Orelyak (Ореляк) is a nature reserve in the central section of the Pirin mountain range in south-western Bulgaria. It is situated in Gotse Delchev Municipality, Blagoevgrad Province. It was declared on 22 February 1985 to protect old growth beech forests it the vicinities of Mount Orelyak (2,099 m), the highest summit in Central Pirin. It spans a territory of 757 ha or 7.57 km^{2}.

== Geographic overview ==
The border of the reserve follows the main mountain ridge to the north of Mount Orelayk; the ridge itself is within the reserve's buffer zone. The easternmost section is situated in the valley of the Lazhnichka river, a tributary to the Marevo river.

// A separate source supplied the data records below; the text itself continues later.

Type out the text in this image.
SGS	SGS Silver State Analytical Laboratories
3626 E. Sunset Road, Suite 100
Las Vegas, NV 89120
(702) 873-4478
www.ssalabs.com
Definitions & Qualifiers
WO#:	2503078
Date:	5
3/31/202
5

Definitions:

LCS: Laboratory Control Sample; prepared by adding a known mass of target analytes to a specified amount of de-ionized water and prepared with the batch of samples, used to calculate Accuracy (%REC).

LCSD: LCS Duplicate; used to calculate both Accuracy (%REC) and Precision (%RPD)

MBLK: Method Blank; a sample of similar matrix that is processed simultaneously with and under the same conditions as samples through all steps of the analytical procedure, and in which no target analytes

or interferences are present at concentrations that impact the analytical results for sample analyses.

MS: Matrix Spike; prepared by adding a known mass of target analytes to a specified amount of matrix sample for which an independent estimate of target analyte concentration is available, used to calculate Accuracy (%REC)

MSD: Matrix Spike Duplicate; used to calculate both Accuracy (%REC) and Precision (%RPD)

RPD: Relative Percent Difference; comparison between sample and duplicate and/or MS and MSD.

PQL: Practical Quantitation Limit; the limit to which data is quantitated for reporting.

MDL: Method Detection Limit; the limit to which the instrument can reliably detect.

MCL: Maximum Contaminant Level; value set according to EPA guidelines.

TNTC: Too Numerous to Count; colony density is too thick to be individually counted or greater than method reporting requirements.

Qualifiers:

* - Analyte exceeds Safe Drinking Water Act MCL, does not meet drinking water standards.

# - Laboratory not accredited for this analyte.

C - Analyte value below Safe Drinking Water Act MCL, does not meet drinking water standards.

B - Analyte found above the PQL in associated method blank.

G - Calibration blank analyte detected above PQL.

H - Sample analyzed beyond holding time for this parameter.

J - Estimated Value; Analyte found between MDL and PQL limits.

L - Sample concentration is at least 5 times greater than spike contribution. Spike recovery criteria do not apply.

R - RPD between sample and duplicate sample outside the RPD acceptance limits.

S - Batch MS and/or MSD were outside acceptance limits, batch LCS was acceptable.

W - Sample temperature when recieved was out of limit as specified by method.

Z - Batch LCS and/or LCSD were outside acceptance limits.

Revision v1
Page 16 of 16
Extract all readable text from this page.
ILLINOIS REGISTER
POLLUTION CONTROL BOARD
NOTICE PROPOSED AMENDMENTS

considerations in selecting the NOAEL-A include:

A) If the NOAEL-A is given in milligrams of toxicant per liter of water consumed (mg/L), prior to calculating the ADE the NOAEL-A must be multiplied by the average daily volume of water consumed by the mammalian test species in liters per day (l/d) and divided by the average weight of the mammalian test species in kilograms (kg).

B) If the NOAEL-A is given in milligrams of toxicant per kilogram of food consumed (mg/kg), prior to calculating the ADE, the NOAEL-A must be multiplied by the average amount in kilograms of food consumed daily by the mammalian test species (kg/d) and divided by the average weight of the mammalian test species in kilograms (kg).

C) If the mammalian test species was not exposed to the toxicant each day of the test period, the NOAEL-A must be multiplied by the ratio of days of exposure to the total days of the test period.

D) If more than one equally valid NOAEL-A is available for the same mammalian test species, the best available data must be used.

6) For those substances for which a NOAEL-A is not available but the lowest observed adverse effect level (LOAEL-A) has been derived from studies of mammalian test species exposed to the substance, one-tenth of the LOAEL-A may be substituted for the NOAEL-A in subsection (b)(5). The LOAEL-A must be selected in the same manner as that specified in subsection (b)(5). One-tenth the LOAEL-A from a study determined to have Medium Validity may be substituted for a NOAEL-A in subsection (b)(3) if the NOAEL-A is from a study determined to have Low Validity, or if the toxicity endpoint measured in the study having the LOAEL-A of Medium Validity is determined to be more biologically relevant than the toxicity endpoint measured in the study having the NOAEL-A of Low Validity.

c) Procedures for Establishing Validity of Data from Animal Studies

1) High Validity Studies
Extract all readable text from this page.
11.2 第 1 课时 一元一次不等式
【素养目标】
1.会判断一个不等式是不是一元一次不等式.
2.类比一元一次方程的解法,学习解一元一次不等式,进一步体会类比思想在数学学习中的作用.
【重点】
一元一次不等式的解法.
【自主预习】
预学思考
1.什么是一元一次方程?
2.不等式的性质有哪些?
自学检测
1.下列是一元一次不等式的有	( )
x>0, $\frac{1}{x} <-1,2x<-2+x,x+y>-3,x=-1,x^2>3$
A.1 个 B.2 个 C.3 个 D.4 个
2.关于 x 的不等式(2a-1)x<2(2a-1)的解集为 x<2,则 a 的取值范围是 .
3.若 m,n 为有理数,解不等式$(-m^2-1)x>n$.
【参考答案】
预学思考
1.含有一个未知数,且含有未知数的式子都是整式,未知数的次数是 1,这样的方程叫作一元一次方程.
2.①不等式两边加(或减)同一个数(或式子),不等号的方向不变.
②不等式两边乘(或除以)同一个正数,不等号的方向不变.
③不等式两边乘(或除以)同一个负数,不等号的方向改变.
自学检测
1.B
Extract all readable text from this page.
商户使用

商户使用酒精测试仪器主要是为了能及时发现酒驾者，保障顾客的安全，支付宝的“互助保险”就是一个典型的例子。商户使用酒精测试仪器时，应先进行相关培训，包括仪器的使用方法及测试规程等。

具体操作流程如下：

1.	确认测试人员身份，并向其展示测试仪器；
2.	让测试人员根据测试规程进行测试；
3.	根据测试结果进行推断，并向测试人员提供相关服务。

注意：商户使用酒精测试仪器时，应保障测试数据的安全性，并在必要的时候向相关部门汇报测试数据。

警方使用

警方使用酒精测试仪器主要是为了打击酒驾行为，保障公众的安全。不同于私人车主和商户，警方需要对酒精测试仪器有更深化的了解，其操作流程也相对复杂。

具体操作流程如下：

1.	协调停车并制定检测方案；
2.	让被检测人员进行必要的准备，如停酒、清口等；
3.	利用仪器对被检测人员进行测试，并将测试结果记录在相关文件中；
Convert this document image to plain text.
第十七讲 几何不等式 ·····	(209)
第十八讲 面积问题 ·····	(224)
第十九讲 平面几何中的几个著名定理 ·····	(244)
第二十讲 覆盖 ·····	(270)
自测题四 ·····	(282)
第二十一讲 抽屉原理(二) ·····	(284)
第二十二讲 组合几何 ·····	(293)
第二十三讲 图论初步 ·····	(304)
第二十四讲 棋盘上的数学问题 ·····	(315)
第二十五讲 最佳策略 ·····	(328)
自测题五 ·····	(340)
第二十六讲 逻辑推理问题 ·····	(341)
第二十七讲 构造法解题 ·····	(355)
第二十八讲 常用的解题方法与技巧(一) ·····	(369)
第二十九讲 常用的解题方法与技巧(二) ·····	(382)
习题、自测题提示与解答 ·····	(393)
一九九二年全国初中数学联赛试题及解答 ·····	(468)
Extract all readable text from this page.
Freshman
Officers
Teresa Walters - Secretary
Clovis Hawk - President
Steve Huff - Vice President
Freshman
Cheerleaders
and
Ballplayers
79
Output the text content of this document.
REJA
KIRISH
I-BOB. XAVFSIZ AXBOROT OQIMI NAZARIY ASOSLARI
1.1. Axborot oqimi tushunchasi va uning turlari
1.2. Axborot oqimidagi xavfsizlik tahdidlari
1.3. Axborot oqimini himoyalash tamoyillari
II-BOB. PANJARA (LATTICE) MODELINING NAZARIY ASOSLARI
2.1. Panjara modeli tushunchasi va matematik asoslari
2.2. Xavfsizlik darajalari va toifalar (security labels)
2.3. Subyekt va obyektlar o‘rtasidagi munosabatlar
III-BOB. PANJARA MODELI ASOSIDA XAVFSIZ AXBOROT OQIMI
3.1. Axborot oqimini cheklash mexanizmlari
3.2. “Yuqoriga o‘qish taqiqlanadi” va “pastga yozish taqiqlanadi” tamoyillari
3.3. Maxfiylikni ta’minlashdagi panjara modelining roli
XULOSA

Orelyak reserve is situated at an altitude between 900 m and 1800 m. The rock base is formed of marbles. The climate is continental Mediterranean and Alpine at higher altitude.

== Flora ==
The forests of European beech (Fagus sylvatica) are of greatest conservation importance. Their average age is over 150 years and despite being old growth, the forests have remained extremely dense. In the lower parts of the reserve the beech forests have been replaced by the other deciduous trees like European hop-hornbeam (Ostrya carpinifolia) and South European flowering ash (Fraxinus ornus). In the western sections at about 1700 m altitude there are also small patches of Macedonian pine (Pinus peuce).

Orelyak reserve is home to a number Bulgarian and Balkan endemic herbaceous species, including Pirin tea (Sideritis scardica), Draba scardica, Achillea chrysocoma, Saxifraga ferdinandi-coburgi, Viola grisebachiana, Polygala rhodopaea, Arabis ferdinandi-coburgii, Thymus perinicus, etc.

== Fauna ==
Despite the small territory of the reserve, the fauna is diverse. Typical animals include brown bear, gray wolf, red fox, wild boar, roe deer, Greek stream frog, fire salamander, etc.